I had the most difficulty accepting surgery. There were times when surgery was clearly a life saving intervention, particularly when the person had incurred a traumatic injury, but there were many other cases when, though the knife was the treatment of choice, the results were disastrous.

Whenever I think of surgery, my recollections always go to a man with cancer of the larynx. At that time the University of Alberta had the most respected surgeons and cancer specialists in the country. To treat cancer they invariably did surgery, plus radiation and chemotherapy to eradicate all traces of cancerous tissue in the body, but they seemed to forget there also was a human being residing in that very same cancerous body. This particularly unfortunate man came into our hospital as a whole human being, though sick with cancer. He could still speak, eat, swallow, and looked normal.
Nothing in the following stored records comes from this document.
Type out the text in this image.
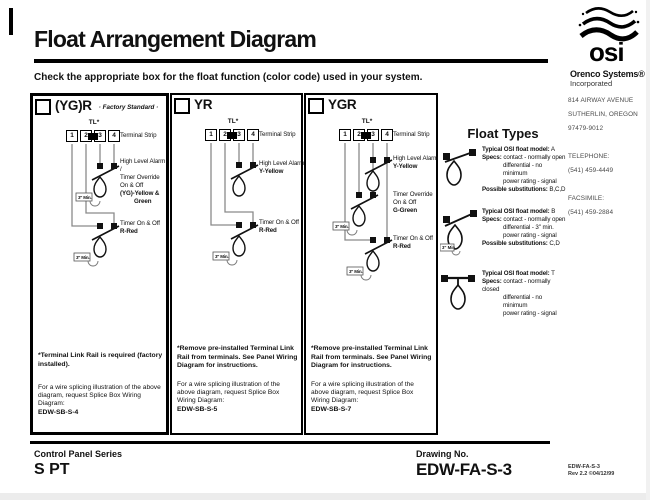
Float Arrangement Diagram
Check the appropriate box for the float function (color code) used in your system.
osi
Orenco Systems®
Incorporated
(YG)R · Factory Standard ·
TL*
1	2	3	4 Terminal Strip
High Level Alarm /
Timer Override
On & Off
(YG)-Yellow &
Green
3" Min.
Timer On & Off
R-Red
3" Min.
*Terminal Link Rail is required (factory installed).
For a wire splicing illustration of the above diagram, request Splice Box Wiring Diagram:
EDW-SB-S-4
YR
TL*
1	2	3	4 Terminal Strip
High Level Alarm
Y-Yellow
Timer On & Off
R-Red
3" Min.
*Remove pre-installed Terminal Link Rail from terminals. See Panel Wiring Diagram for instructions.
For a wire splicing illustration of the above diagram, request Splice Box Wiring Diagram:
EDW-SB-S-5
YGR
TL*
1	2	3	4 Terminal Strip
High Level Alarm
Y-Yellow
Timer Override
On & Off
G-Green
3" Min.
Timer On & Off
R-Red
3" Min.
*Remove pre-installed Terminal Link Rail from terminals. See Panel Wiring Diagram for instructions.
For a wire splicing illustration of the above diagram, request Splice Box Wiring Diagram:
EDW-SB-S-7
Float Types
Typical OSI float model: A
Specs: contact - normally open
differential - no minimum
power rating - signal
Possible substitutions: B,C,D
3" Min.
Typical OSI float model: B
Specs: contact - normally open
differential - 3" min.
power rating - signal
Possible substitutions: C,D
Typical OSI float model: T
Specs: contact - normally closed
differential - no minimum
power rating - signal

814 AIRWAY AVENUE

SUTHERLIN, OREGON

97479-9012

TELEPHONE:

(541) 459-4449

FACSIMILE:

(541) 459-2884

Control Panel Series
S PT
Drawing No.
EDW-FA-S-3	EDW-FA-S-3
Rev 2.2 ©04/12/99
But after surgery he had no larynx, nor esophagus, nor tongue, and no lower jaw.

The head surgeon, who, by the way, was considered to be a virtual god amongst gods, came back from the operating room smiling from ear to ear, announcing proudly that he had 'got all the cancer'. But when I saw the result I thought he'd done a butcher's job. The victim couldn't speak at all, nor eat except through a tube, and he looked grotesque. Worst, he had lost all will to live. I thought the man would have been much better off to keep his body parts as long as he could, and die a whole person able to speak, eating if he felt like it, being with friends and family without inspiring a gasp of horror.